Local artists began to record their versions of these musical styles, and while they originally were emulating the songs they heard on the radio, the result was a unique experimental genre that combined these rhythmic, melodic influences into something brand new.
In 1964, the first international ska hit titled “My Boy Lollipop” was recorded by a teenage female artist named Millie Small. This song reached No. 2 on the UK and U.S. charts and sold over 6 million copies. It was largely responsible for bringing the signature ska sound to a wider audience and would pave the way for popular artists like Bob Marley later on.
Ska music quickly became the most popular style of music in Jamaica and was played everywhere.

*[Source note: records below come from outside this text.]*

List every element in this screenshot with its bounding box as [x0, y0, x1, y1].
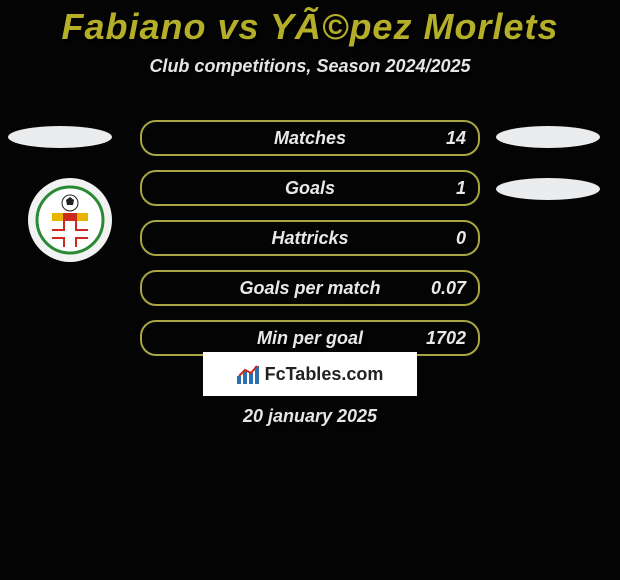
player2-oval-bottom	[496, 178, 600, 200]
bars-icon	[237, 364, 259, 384]
stat-p1-value: 1	[456, 172, 466, 204]
date-text: 20 january 2025	[0, 406, 620, 427]
stat-row: Min per goal 1702	[140, 320, 480, 356]
stat-row: Hattricks 0	[140, 220, 480, 256]
stat-label: Hattricks	[142, 222, 478, 254]
stat-label: Goals per match	[142, 272, 478, 304]
club-badge-svg	[35, 185, 105, 255]
stat-p1-value: 0.07	[431, 272, 466, 304]
player1-oval-top	[8, 126, 112, 148]
brand-box[interactable]: FcTables.com	[203, 352, 417, 396]
stat-label: Matches	[142, 122, 478, 154]
stat-p1-value: 14	[446, 122, 466, 154]
player2-oval-top	[496, 126, 600, 148]
brand-text: FcTables.com	[265, 364, 384, 385]
subtitle: Club competitions, Season 2024/2025	[0, 56, 620, 77]
stat-p1-value: 0	[456, 222, 466, 254]
stats-container: Matches 14 Goals 1 Hattricks 0 Goals per…	[140, 120, 480, 370]
page-title: Fabiano vs YÃ©pez Morlets	[0, 0, 620, 48]
stat-row: Matches 14	[140, 120, 480, 156]
stat-p1-value: 1702	[426, 322, 466, 354]
stat-row: Goals per match 0.07	[140, 270, 480, 306]
stat-row: Goals 1	[140, 170, 480, 206]
stat-label: Goals	[142, 172, 478, 204]
club-badge	[28, 178, 112, 262]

The first ska bands included Jackie Mitoo, Toots & the Maytals, The Skatalites, and Byron Lee & the Dragonaires.
The second wave of ska music took place primarily in the UK. The English record label 2 Tone was largely responsible for the genre’s resurgence in the country. This label was owned by Jerry Dammers and the Specials and produced music by bands such as the Bodysnatchers and the English Beat.
2 Tone ska music was political in nature. The music addressed issues of racism, promoting integration, and condemning the conservative leanings of Prime Minister Margaret Thatcher and the UK government. It also featured many bands with multi-ethnic members, which was pretty revolutionary at the time.
The 90s saw a third wave of ska music which was primarily focused in the United States. This style of ska built off of the foundations of the first and second waves with their Jamaican and British influences and morphed with the pop-punk and grunge rock that was extremely popular in America–and specifically Southern California–at the time.
Third-wave ska scaled back on the horn sections and amped up the guitar and anthemic melodies most people think of when they think of ska today. The music was still heavily melodic, energetic, and great for dancing, but it had a slightly grungier vibe thanks to its punk influences.
Popular bands of the era include Fishbone, Less Than Jake, Reel Big Fish, Rancid, and Mustard Plug.
The third wave of ska petered out of the mainstream consciousness in the late 90s as nu-metal and alternative rock became the more popular genres to listen to. As a result, many declared ska a dead genre.
Today’s ska music looks a lot like it did during previous waves. It is still a blend of Jamaican mento and calypso, R&B, and punk rock that features loud, energetic horn sections and an off-beat you can’t help but dance along to.
Many established second and third-wave ska bands have released music in the past couple of years which were well received by fans. The Specials’ newest album Encore reached No. 1 in the UK, while newer bands like The Interrupters and The Pirate Ska Rebellion are making waves for their unique sounds.
The Mighty Mighty Bosstones’ While We’re At It was released in 2018. True to the genre’s second-wave history, the lyrics focused heavily on the contentious political climate in the United States. In May 2021, they released their 11th studio album titled When God Was Great.
Ska continues to drift in and out of mainstream culture and popular music preferences, as it has done throughout its entire history. It may never see the popularity it did during its third wave, but for those who love it, it will continue to be an important music style that’s close to their hearts.